Why Are So Many People Getting COVID a Second and Third Time?



Doctors say if you got infected with the Omicron BA.1 or BA.2 variants, your antibodies might not fully protect you against the newer BA.4 and BA.5 subvariants now spreading through Southern California

Authors: Joel Grover and Josh Davis  June 16, 2022 NBC News

A sign encouraging mask use hangs on a fence before the local school council and the Chicago Teachers Union held a press conference Tuesday, Sept. 28, 2021 outside Jensen Elementary School in Chicago’s North Lawndale neighborhood. (Brian Cassella/Chicago Tribune/Tribune News Service via Getty Images)

Just days after Congresswoman Maxine Waters attended the Summit of the Americas in downtown LA last week, she tested positive for COVID-19. It was the second time in less than two months Waters has tested positive.

Until recently, many people who got COVID-19 thought they had months or years of protection from getting it again.
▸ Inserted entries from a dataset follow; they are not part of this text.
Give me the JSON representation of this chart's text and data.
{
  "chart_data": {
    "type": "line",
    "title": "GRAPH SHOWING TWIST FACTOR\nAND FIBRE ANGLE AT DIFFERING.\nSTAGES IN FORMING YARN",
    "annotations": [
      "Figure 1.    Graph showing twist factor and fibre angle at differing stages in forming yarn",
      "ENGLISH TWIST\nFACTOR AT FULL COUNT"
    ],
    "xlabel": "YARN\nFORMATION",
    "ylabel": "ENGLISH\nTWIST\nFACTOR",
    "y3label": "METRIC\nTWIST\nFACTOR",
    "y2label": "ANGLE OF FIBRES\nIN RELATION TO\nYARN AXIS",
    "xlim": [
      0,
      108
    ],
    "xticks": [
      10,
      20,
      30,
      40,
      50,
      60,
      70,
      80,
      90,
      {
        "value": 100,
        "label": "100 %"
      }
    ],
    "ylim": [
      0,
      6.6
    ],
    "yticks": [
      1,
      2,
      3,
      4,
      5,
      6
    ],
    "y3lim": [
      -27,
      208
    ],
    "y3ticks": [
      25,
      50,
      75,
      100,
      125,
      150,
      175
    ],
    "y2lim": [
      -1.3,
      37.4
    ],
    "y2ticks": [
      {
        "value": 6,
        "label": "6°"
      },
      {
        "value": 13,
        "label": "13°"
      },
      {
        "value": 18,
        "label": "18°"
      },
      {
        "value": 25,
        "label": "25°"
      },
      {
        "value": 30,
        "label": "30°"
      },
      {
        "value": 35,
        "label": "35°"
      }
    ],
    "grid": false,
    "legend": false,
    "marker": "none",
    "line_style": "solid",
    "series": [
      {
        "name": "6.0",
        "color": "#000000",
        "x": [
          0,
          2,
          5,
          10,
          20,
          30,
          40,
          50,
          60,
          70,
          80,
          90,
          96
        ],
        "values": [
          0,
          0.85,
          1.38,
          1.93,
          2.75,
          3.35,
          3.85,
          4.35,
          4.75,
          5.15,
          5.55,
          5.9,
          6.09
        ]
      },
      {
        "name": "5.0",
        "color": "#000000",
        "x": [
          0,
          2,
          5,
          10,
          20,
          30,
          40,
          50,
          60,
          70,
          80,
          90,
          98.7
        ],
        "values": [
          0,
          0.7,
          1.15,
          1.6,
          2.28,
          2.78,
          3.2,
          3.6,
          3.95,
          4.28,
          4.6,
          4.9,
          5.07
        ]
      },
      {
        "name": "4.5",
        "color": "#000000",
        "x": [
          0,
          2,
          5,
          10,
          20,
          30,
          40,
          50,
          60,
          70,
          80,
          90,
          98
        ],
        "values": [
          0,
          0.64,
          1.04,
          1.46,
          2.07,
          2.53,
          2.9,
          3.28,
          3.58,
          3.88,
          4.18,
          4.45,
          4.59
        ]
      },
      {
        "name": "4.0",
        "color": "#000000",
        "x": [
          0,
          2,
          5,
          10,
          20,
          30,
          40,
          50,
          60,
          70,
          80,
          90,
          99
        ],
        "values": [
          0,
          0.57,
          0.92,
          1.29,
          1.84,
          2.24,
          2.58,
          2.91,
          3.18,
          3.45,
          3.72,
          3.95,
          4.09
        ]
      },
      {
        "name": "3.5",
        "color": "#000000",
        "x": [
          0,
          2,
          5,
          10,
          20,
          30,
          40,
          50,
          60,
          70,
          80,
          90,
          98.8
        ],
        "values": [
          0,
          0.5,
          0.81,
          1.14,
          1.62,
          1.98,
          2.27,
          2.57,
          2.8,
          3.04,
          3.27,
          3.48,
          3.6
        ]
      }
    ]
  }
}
But researchers tell the NBC4 I-Team that’s not the case.

“I’m not surprised to see people testing positive a second and third time,” says Dr. Saahir Khan, an infectious disease expert at USC’s Keck School of Medicine.

“The virus is mutating very quickly,” Dr. Khan told NBC4.

Doctors like Khan say if you got infected with the Omicron BA.1 or BA.2 variants, your antibodies might not fully protect you against the newer BA.4 and BA.5 subvariants now spreading through Southern California.

“As the virus mutates more and more, the antibodies to the prior variants give less and less protection over time,” Dr. Khan says.

But public health experts say second and third infections are often very “manageable.”

“The thing about these reinfections, is they get increasingly milder. Much less likely to even cause you to call your doctor,” says Dr. Amesh Adalja of Johns Hopkins Bloomberg School of Public Health.

So how soon can you get COVID for a second or third time, after a previous infection?

U.S. Health and Human Services Secretary Xavier Becerra tested positive this past Monday, less than a month after his first positive test.

“I wouldn’t say there’s a hard and fast timeline when you can get reinfected. It’s just that your protection wanes over time, over the course of a few months,” says Dr. Khan at USC.

Public health experts say the vaccines that are now available might not prevent reinfection by newer variants, but a new class of vaccines that could be out by this fall could provide wider protection.

“COVID is spread through the air, particularly in indoor spaces where people share the same air. And so what you can do to prevent reinfection is wear a mask indoors, particularly in a high risk situation where a lot of people congregate, like airports and grocery stores, Dr. Khan told the I-Team.